Common belief multi-agent reinforcement learning based on variational recurrent models
2022, NeurocomputingCitation Excerpt :However, all these methods only use centralised critic to coordinate during training, and lack a coordination mechanism among agents during execution. Therefore, a large number of studies resorted to communication mechanisms [15–20] to enable coordination among agents during the execution process. These works are normally built upon the assumption that agents can share some kind of private information using explicit communication protocols or emergent symbols.
Multiagent Reinforcement Learning: Rollout and Policy Iteration for POMDP With Application to Multirobot Problems
2024, IEEE Transactions on Robotics
David Simões obtained a M.Sc. (2015) in Computer and Telematics Engineering from the University of Aveiro, Portugal, and is currently a Ph.D. student in a joint Ph.D. program at the Universities of Minho, Aveiro and Porto (Portugal). His thesis topic is on learning coordination in multi-agent systems. He has worked on simulated humanoid robots and achieved different ranks in Robocup competitions including 4 world championships, and has worked in robotic and simulated maze-solving competitions, winning several national Micro-Rato competitions. His main research interests include multi-agent systems, deep learning, and game theory.

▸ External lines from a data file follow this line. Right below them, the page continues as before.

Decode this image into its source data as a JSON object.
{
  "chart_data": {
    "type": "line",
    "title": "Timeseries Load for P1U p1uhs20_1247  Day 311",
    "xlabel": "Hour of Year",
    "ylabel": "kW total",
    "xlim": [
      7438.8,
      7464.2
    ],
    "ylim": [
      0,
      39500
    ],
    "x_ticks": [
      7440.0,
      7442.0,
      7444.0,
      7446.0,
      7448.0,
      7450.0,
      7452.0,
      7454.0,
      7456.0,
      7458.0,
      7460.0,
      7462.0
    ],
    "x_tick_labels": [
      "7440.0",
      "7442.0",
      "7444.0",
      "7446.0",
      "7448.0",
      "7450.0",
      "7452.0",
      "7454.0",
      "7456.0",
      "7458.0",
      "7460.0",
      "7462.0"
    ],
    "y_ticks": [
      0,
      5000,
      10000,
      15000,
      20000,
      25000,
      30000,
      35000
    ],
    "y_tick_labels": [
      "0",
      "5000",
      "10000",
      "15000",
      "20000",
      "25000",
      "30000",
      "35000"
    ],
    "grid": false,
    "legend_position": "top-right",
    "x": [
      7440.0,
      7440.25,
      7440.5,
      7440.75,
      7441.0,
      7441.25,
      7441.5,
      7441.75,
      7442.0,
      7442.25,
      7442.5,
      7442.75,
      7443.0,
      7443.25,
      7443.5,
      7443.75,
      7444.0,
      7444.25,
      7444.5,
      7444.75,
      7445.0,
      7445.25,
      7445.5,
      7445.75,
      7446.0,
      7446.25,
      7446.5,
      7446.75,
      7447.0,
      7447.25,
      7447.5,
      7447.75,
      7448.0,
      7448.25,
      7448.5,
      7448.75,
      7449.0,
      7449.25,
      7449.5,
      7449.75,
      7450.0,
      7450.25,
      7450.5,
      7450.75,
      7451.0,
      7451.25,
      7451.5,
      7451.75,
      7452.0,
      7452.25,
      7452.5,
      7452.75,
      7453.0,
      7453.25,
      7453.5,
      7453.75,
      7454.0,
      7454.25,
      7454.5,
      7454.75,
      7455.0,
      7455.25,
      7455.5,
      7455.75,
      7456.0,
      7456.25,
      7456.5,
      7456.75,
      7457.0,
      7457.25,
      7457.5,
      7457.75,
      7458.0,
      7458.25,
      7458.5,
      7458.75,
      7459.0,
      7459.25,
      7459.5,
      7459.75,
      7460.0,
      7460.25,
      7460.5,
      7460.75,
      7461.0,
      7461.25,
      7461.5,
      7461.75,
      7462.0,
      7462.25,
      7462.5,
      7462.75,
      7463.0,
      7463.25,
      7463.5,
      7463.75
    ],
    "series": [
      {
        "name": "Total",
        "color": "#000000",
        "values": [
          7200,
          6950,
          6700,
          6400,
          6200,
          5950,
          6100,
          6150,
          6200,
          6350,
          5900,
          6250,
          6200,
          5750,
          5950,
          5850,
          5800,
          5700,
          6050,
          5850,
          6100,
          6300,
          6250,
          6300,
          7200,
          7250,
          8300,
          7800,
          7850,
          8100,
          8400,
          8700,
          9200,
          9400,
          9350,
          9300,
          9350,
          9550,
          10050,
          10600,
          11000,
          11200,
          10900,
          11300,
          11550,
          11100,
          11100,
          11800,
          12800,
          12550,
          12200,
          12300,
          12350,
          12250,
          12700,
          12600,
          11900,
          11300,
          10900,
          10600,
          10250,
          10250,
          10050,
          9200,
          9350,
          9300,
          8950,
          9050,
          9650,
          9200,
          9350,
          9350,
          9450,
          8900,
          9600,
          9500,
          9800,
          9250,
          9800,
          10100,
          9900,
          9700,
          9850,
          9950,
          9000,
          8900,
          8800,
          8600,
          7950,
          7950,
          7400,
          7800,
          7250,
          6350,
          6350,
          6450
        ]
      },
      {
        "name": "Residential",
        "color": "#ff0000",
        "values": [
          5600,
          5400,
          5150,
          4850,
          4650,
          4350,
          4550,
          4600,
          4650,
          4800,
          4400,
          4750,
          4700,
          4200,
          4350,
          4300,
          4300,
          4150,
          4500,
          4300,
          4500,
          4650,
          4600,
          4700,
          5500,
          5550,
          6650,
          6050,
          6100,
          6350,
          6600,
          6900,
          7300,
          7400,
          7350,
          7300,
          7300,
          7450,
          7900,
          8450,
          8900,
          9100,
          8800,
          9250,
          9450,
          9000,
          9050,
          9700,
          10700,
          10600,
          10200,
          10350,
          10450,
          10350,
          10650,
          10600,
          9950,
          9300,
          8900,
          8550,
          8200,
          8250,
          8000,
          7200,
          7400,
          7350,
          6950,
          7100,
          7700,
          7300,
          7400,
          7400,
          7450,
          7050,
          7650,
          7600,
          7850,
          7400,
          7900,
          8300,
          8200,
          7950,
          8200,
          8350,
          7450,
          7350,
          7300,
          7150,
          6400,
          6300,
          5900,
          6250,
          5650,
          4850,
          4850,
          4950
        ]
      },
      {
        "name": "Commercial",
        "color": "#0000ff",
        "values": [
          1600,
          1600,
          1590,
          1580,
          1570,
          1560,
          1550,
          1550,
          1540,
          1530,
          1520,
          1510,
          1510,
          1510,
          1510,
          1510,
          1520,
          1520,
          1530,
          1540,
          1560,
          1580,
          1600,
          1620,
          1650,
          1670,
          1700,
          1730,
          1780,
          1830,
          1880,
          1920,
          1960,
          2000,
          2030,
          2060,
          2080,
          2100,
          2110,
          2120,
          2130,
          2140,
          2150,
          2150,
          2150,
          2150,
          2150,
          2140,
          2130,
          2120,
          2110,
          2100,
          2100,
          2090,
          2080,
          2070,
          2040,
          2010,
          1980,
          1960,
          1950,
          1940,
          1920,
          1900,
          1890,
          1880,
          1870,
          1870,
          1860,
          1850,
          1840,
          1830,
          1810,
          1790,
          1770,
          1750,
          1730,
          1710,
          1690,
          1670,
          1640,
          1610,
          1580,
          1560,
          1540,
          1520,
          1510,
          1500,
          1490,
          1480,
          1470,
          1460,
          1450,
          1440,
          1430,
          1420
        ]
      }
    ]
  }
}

Nuno Lau is Assistant Profess or at Aveiro University, Portugal and Researcher at the Institute of Electronics and Informatics Engineering of Aveiro (IEETA), where he leads the Intelligent Robotics and Systems group (IRIS). He got his Electrical Engineering Degree from Oporto University in 1993, a DEA degree in Biomedical Engineering from Claude Bernard University, France, in 1994 and the Ph.D. from Aveiro University in 2003. His research interests are focused on Intelligent Robotics, Artificial Intelligence, Multi-Agent Systems and Simulation. Nuno Lau participated in more than 15 international and national research projects, having the tasks of general or local coordinator in about half of them. Nuno Lau won more than 50 scientific awards in robotic competitions, conferences (best papers) and education. He has lectured courses at Ph.D. and M.Sc. levels on Intelligent Robotics, Distributed Artificial Intelligence, Computer Architecture, Programming, etc. Nuno Lau is the author of more than 160 publications in international conferences and journals. He was President of the Portuguese Robotics Society from 2015 to 2017.
Luís Paulo Reis is an Associate Professor at the Faculty of Engineering of the University of Porto in Portugal and Director of LIACC – Artificial Intelligence and Computer Science Laboratory at the same University. He is an IEEE Senior Member and he was president of the Portuguese Society for Robotics and is vice-president of the Portuguese Association for Artificial Intelligence. During the last 25 years, he has lectured courses on Artificial Intelligence, Intelligent Robotics, Multi-Agent Systems, Simulation and Modelling, Games and Interaction, Educational/Serious Games and Computer Programming. He was the principal investigator of more than 10 research projects in those areas. He won more than 50 scientific awards including wining more than 15 RoboCup international competitions and best papers at conferences such as ICEIS, Robotica, IEEE ICARSC and ICAART. He supervised 20 Ph.D. and 102 M.Sc. theses to completion and is supervising 8 Ph.D. theses. He organized more than 50 international scientific events and belonged to the Program Committee of more than 250 scientific events. He is the author of more than 300 publications in international conferences and journals (indexed at SCOPUS or ISI Web of Knowledge).